Execution logic

Another key component of algorithmic trading is quickly and efficiently managing orders based on signals in order to gain an edge over the competition. It is important to react to changing market data, changing signal values in a fast but intelligent manner. Oftentimes, speed and sophistication are two competing goals, and good execution logic will try to balance the two objectives in an optimal manner. It is also extremely important to disguise our intentions/intelligence from other market participants so that we get the best executions possible.

Remember that other market competitors can observe what orders are sent to the exchange and assess the potential impact it might have, so this component needs to be intelligent enough to not make it obvious what our trading strategy is doing.
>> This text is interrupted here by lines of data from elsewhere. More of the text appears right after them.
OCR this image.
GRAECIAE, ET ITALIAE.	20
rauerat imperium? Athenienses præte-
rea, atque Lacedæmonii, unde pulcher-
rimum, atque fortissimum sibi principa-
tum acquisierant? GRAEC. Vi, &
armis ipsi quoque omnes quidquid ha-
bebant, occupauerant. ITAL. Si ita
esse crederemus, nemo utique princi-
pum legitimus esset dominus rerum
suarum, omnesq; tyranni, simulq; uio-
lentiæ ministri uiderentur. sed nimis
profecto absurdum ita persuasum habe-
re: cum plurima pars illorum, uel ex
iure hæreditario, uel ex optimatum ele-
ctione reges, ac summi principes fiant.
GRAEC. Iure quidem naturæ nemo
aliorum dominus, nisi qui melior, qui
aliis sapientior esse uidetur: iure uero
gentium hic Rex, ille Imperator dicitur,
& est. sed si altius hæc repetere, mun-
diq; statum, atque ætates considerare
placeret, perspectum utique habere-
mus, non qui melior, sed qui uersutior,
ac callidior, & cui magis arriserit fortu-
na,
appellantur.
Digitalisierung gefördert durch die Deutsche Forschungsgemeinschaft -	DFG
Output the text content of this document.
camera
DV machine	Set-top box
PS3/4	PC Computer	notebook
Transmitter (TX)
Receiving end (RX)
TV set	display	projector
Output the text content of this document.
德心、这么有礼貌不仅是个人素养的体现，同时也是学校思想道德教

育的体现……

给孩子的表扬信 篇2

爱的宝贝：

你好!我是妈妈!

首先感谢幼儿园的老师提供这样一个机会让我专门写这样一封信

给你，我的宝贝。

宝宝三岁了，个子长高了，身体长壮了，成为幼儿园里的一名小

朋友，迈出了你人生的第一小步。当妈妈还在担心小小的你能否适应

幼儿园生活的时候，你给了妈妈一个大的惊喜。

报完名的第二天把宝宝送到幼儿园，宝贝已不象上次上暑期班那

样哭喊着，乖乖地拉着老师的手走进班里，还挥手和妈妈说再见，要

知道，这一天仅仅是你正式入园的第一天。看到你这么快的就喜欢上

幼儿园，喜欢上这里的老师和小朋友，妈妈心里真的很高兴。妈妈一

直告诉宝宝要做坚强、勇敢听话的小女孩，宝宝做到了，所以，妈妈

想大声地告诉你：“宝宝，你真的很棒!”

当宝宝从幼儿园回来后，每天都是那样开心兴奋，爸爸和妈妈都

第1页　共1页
Slippage and fees are also very important factors as far as execution logic design is concerned.

Slippage is defined as the difference in the expected price of a trade and the price at which the trade is actually executed. This can happen for predominantly two reasons:

  • If the order reaches the exchange later than expected (latency), then it might end up either not executing at all, or executing at a worse price than you might expect.
  • If the order is very large such that it executes at multiple prices, then the VWAP of the entire execution may be significantly different from the market price observed when the order was sent. 

Slippage obviously causes losses that might not have been correctly factored in, in addition to difficulty liquidating positions. As the position sizes for trading algorithms scale up, slippage becomes a larger problem.

Fees are another issue with executing orders efficiently. Typically, there are exchange fees and broker fees proportional to the size of the orders and the total volume traded.

Again, as the position sizes for trading algorithms scale up, trading volumes typically increase and fees increase along with it. Oftentimes, a good trading strategy can end up being non-profitable because it trades too much and accumulates a lot of trading fees. Again, a good execution logic seeks to minimize the fees paid.